Il s’affole: son frère Omar s’est-il vraiment fait sauter au Bataclan après avoir tiré sur la foule? Deux journalistes l’ont déjà appelé… « C’est pas vrai », sanglote-t-il. Comme lui, les familles des jihadistes du 13 novembre ont dû composer avec les ignominies de leurs proches.
Ce samedi 14 novembre, voilà près de vingt-quatre heures que ce père de famille sans histoire de Bondoufle (Essonne) est scotché devant les chaînes d’info en continu, où tournent les images des attentats commis la veille à Paris et Saint-Denis. Lui-même a expérimenté la panique et l’horreur des attaques, qui ont fait 130 morts et environ 350 blessés: il était tout près des tirs, au théâtre de la Main d’Or, à un spectacle de Dieudonné, confiera-t-il plus tard sur Canal+.
Son frère Omar Mostefaï, dont il n’avait plus de nouvelles depuis des mois, a déjà été formellement identifié par les enquêteurs comme kamikaze du Bataclan. Son nom n’est pas encore sorti dans la presse, mais des journalistes traquent déjà son entourage. « C’est un truc de fou, c’est du délire! », murmure-t-il en retenant ses larmes. « Je peux appeler qui pour savoir exactement? », demande-t-il à un journaliste de l’AFP.
Sa femme, effondrée, sort soudain du pavillon: « Moi, là, ça commence à m’inquiéter… » Il l’interrompt: « Mais c’est bon, si ça se trouve il était dedans et il est mort! »
« C’est quoi le rapport avec nous? On est en froid depuis des années. Moi, je veux protéger mes enfants », poursuit-elle. Le frère s’isole. Sa mère, au téléphone, ne semble au courant de rien. « Mais y’a rien, je te dis ! Vas-y, y’a rien du tout », lui lance-t-il avant de raccrocher. « J’ai pas envie de lui dire n’importe quoi et qu’elle ait une crise cardiaque… »
Il fait nuit noire. Dans quelques minutes, il se rendra de lui-même, avec sa femme, au commissariat d’Évry, où débutera sa garde à vue. Aucune charge n’est retenue contre lui. Mais, depuis, il se terre dans son pavillon, décor pendant des jours des duplex et des reportages de journalistes du monde entier. D’Omar Mostefaï, il ne fait plus qu’un commentaire: « C’est devenu un monstre… »
« Ça reste malgré tout son enfant »
Comme pour lui, l’effroi s’est emparé depuis dix jours des parents, frères et sœurs des jihadistes. Il y a ceux qui s’y attendaient, comme la mère de Bilal Hadfi, 20 ans, kamikaze du Stade de France, qui avait qualifié son fils de « cocotte-minute » quelques jours avant les attentats. Au journal La Libre Belgique, elle avait dit avoir l’impression que son fils risquait de commettre l’irréparable « d’un jour à l’autre… »

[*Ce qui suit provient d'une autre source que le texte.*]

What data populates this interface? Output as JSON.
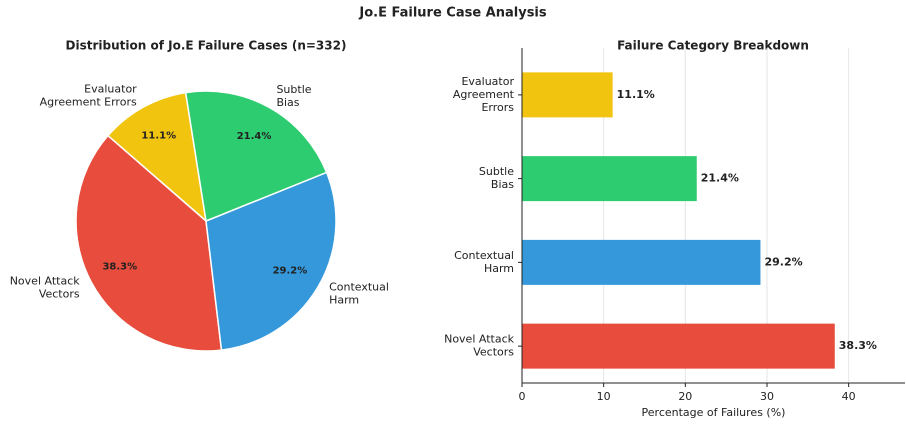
{
  "title": "Jo.E Failure Case Analysis",
  "chart_data": [
    {
      "type": "pie",
      "title": "Distribution of Jo.E Failure Cases (n=332)",
      "categories": [
        "Evaluator\nAgreement Errors",
        "Novel Attack\nVectors",
        "Contextual\nHarm",
        "Subtle\nBias"
      ],
      "values": [
        11.1,
        38.3,
        29.2,
        21.4
      ],
      "value_labels": [
        "11.1%",
        "38.3%",
        "29.2%",
        "21.4%"
      ],
      "colors": [
        "#f1c40f",
        "#e74c3c",
        "#3498db",
        "#2ecc71"
      ]
    },
    {
      "type": "barh",
      "title": "Failure Category Breakdown",
      "categories": [
        "Novel Attack\nVectors",
        "Contextual\nHarm",
        "Subtle\nBias",
        "Evaluator\nAgreement\nErrors"
      ],
      "values": [
        38.3,
        29.2,
        21.4,
        11.1
      ],
      "value_labels": [
        "38.3%",
        "29.2%",
        "21.4%",
        "11.1%"
      ],
      "colors": [
        "#e74c3c",
        "#3498db",
        "#2ecc71",
        "#f1c40f"
      ],
      "xlabel": "Percentage of Failures (%)",
      "xlim": [
        0,
        46.9
      ],
      "xticks": [
        0,
        10,
        20,
        30,
        40
      ],
      "grid": true
    }
  ]
}
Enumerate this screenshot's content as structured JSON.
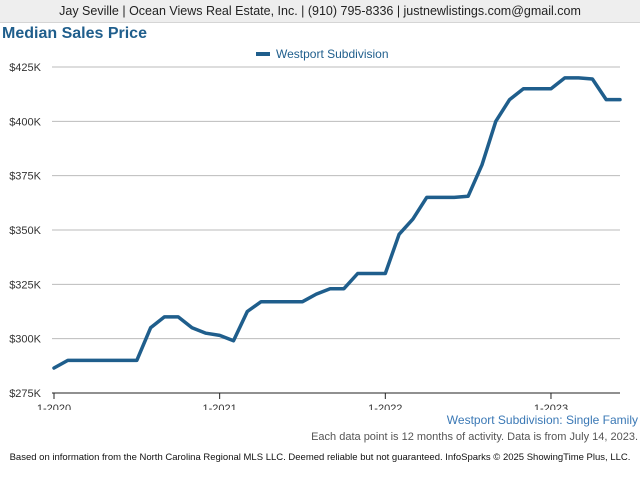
{
  "header": {
    "contact": "Jay Seville | Ocean Views Real Estate, Inc. | (910) 795-8336 | justnewlistings.com@gmail.com"
  },
  "chart_title": "Median Sales Price",
  "subtitle": "Westport Subdivision: Single Family",
  "note": "Each data point is 12 months of activity. Data is from July 14, 2023.",
  "footer": "Based on information from the North Carolina Regional MLS LLC. Deemed reliable but not guaranteed. InfoSparks © 2025 ShowingTime Plus, LLC.",
  "colors": {
    "series": "#1f5e8c",
    "grid": "#bbbbbb",
    "axis": "#222222"
  },
  "chart_data": {
    "type": "line",
    "title": "Median Sales Price",
    "xlabel": "",
    "ylabel": "",
    "legend_position": "top-center",
    "grid": true,
    "ylim": [
      275000,
      425000
    ],
    "yticks": [
      425000,
      400000,
      375000,
      350000,
      325000,
      300000,
      275000
    ],
    "ytick_labels": [
      "$425K",
      "$400K",
      "$375K",
      "$350K",
      "$325K",
      "$300K",
      "$275K"
    ],
    "xlim": [
      "2020-01",
      "2023-06"
    ],
    "xticks": [
      "2020-01",
      "2021-01",
      "2022-01",
      "2023-01"
    ],
    "xtick_labels": [
      "1-2020",
      "1-2021",
      "1-2022",
      "1-2023"
    ],
    "series": [
      {
        "name": "Westport Subdivision",
        "color": "#1f5e8c",
        "x": [
          "2020-01",
          "2020-02",
          "2020-03",
          "2020-04",
          "2020-05",
          "2020-06",
          "2020-07",
          "2020-08",
          "2020-09",
          "2020-10",
          "2020-11",
          "2020-12",
          "2021-01",
          "2021-02",
          "2021-03",
          "2021-04",
          "2021-05",
          "2021-06",
          "2021-07",
          "2021-08",
          "2021-09",
          "2021-10",
          "2021-11",
          "2021-12",
          "2022-01",
          "2022-02",
          "2022-03",
          "2022-04",
          "2022-05",
          "2022-06",
          "2022-07",
          "2022-08",
          "2022-09",
          "2022-10",
          "2022-11",
          "2022-12",
          "2023-01",
          "2023-02",
          "2023-03",
          "2023-04",
          "2023-05",
          "2023-06"
        ],
        "values": [
          286500,
          290000,
          290000,
          290000,
          290000,
          290000,
          290000,
          305000,
          310000,
          310000,
          305000,
          302500,
          301500,
          299000,
          312500,
          317000,
          317000,
          317000,
          317000,
          320500,
          323000,
          323000,
          330000,
          330000,
          330000,
          348000,
          355000,
          365000,
          365000,
          365000,
          365500,
          380000,
          400000,
          410000,
          415000,
          415000,
          415000,
          420000,
          420000,
          419500,
          410000,
          410000
        ]
      }
    ]
  }
}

D’autres gardaient espoir, comme la famille de Samy Amimour, qui tentait par tous les moyens de rapatrier cet ancien chauffeur de bus de 28 ans, parti en Syrie en 2013, mais qui s’est finalement fait exploser au Bataclan.
La famille d’Hasna Aitboulahcen, elle, a choisi de se désolidariser « des faits et gestes » de la jeune femme, cousine d’ l’organisateur présumé des attentats, Abdelhamid Abaaoud, tuée avec lui lors de l’assaut de Saint-Denis. « Nous n’avons rien à voir avec ces événements, ni de loin, ni de près », martèle son frère. « Nous n’allons pas nous justifier. »
Reste une problématique, à laquelle tous doivent faire face: pleurer un proche en dépit de ses atrocités. « Nous pensons effectivement aux victimes, à leurs familles », avait ainsi déclaré Mohamed Abdeslam, frère de deux jihadistes -l’un s’est fait sauter boulevard Voltaire après avoir tiré sur des terrasses de café, l’autre est en fuite. « Mais vous devez comprendre aussi que nous avons une maman, nous avons une famille, et que ça reste malgré tout son enfant », avait-il ajouté.
En début d’année, les frères Kouachi et Amedy Coulibaly, auteurs des attentats de janvier à Paris, avaient été enterrés en pleine nuit ou au petit matin, en présence, pour deux d’entre eux, de quelques proches. Une sépulture anonyme.